How efficient is retail packaging in reducing waste?

A new study analyzes more than 300 containers in 56 grocery categories to understand their overall level of sustainability and efficiency.

The ULS (Use Less Stuff) Report has published “A Study of Packaging Efficiency As It Relates to Waste Prevention.” As part of the study, more than 300 containers in 56 grocery categories were examined to deliver a given amount of product. Study methodology gave credit for source reduction, recyclability, and use of recycled materials. The methodology, findings, and conclusions were reviewed by the Laboratory of Manufacturing and Sustainability at the University of California, Berkeley.

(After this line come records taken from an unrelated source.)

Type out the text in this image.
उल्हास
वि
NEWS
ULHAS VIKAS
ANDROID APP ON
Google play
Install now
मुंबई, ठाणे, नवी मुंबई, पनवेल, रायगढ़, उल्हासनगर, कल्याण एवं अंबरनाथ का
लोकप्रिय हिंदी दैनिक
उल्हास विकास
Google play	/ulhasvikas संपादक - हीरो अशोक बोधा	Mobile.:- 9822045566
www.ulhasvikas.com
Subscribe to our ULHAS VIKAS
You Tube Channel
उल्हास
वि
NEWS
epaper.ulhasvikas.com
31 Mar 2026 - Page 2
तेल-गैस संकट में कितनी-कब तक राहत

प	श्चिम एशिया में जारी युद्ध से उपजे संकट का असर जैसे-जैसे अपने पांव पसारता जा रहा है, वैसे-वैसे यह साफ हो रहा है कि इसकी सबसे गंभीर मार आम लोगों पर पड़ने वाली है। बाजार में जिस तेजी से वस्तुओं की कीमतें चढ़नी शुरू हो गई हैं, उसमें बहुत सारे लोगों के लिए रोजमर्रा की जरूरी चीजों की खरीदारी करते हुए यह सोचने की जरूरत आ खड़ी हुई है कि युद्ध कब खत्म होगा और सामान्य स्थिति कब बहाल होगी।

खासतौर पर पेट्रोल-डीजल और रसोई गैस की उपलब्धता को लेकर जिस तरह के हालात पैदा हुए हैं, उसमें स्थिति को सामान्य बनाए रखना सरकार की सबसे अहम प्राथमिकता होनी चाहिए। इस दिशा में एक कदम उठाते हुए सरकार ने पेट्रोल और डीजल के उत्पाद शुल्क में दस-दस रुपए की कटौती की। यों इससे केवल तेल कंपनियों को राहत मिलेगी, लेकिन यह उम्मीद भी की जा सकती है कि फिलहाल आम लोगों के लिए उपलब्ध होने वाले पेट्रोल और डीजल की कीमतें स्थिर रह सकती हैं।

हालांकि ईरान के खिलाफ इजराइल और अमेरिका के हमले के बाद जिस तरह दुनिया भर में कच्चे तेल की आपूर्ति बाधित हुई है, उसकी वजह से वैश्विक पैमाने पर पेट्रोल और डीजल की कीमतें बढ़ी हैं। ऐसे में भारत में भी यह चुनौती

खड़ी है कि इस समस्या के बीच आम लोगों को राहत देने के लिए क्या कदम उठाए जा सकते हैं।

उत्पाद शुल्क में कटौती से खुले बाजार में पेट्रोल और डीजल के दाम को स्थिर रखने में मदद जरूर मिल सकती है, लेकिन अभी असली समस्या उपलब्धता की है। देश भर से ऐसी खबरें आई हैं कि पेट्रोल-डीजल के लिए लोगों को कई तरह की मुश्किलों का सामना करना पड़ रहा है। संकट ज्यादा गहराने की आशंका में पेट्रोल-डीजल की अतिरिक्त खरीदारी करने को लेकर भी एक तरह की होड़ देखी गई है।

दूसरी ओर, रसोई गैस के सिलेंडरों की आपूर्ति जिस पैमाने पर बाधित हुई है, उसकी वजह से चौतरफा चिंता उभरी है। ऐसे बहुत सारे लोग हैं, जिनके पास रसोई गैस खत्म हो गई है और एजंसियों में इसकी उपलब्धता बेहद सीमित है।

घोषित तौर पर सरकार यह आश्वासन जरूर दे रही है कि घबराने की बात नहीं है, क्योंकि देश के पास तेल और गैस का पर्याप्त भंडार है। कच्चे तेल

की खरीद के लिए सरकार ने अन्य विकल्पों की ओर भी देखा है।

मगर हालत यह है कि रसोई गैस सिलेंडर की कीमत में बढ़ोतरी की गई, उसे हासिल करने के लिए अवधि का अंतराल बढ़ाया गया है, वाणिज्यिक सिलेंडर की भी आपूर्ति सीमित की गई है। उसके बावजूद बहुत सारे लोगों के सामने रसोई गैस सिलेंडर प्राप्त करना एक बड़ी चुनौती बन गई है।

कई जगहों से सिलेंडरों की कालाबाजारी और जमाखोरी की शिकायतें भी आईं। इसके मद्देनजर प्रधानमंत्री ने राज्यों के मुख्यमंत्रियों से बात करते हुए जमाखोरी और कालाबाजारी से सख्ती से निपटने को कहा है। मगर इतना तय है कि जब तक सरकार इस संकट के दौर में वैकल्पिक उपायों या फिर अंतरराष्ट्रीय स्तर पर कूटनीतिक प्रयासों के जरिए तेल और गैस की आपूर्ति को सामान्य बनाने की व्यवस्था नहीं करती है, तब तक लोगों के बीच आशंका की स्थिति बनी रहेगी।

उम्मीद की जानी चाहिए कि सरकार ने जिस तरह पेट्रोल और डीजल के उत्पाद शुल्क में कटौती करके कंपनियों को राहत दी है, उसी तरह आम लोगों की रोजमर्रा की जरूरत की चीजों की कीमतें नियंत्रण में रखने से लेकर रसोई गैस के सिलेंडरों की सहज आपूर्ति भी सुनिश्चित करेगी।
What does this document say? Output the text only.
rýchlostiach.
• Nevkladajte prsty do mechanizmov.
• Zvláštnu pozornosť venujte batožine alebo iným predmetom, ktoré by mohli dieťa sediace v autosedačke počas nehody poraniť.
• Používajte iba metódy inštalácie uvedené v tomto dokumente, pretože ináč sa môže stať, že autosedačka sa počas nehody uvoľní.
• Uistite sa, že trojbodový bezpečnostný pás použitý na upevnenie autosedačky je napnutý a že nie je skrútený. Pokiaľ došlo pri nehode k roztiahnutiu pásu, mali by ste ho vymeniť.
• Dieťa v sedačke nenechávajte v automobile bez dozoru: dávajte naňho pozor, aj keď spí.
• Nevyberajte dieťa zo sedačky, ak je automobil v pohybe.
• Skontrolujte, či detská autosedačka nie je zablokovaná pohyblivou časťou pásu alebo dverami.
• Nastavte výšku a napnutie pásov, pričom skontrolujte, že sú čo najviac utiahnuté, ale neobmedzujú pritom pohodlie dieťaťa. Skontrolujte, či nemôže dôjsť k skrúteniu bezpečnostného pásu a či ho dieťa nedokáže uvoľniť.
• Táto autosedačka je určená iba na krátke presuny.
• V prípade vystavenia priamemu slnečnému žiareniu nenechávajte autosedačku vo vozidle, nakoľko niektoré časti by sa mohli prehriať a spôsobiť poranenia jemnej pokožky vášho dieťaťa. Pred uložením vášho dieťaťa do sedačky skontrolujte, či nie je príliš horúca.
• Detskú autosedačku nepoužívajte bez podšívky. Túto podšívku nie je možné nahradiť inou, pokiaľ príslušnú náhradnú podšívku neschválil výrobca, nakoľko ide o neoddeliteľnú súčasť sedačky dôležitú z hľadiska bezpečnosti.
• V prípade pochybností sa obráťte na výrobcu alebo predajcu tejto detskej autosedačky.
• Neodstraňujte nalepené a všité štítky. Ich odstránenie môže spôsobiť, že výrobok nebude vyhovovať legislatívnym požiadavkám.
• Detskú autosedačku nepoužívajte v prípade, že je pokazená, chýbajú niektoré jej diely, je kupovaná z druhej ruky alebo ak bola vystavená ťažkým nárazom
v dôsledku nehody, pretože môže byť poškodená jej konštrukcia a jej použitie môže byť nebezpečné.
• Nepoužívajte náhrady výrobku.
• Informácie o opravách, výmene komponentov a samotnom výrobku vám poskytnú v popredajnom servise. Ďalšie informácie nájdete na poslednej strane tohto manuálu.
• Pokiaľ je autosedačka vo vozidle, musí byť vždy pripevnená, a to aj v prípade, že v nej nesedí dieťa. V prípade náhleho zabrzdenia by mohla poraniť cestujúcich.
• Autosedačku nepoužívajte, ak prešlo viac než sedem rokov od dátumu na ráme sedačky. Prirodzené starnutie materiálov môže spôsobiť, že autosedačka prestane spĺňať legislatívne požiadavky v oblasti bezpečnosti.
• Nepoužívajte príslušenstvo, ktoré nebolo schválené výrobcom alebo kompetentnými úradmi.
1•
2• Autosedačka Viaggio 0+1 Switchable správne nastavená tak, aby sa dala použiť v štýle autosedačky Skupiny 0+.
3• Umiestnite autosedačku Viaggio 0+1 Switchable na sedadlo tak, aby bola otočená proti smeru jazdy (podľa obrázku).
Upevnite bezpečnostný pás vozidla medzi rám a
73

According to ULS Report Editor Robert Lilienfeld, “There are three legs on the sustainability stool—economic, environmental, and social. The study clearly shows that, over the past 20 years, packaging has evolved to more effectively deliver on these sustainability requirements.”

Key learnings include:

  • In line with the EPA’s waste prevention hierarchy, source reduction, or lightweighting, continues to play a primary role in reducing packaging discards, thus conserving materials and energy and reducing greenhouse gas emissions. Plastics, especially in the form of film and flexible pouches, play an important role in significantly reducing discards per unit of product delivered.
  • Recovery for recycling plays an increasingly important role in the effort to reduce packaging discards and overall solid waste levels. This is especially true for steel and aluminum cans, beverage bottles made from PETE, high-density polyethylene, and glass, and paperboard cartons. These materials are collectively recycled at a 34.2% rate today, up significantly versus 25.7% in 2005. In fact, the level of primary packaging recycling is now equal to the recovery rate for total waste, and is the primary reason that the total recovery rate increased from 31.4% in 2005 to 34.3% today.
  • Social trends toward more active, healthier lifestyles increase the need for products that provide convenience and weight control solutions. Resulting packages can lead to inefficiencies, as they require smaller sizes or the increased functionality needed to deliver ready-to-eat, ready-to-serve, and out-of-home product solutions. Says Lilienfeld, “In general, the environmental impact on food is up to 10-times greater than the impact of its packaging. So a bit more portion control or ready-to-eat food packaging can actually reduce waste, as these packages ensure that the food inside is actually eaten, rather than thrown away.”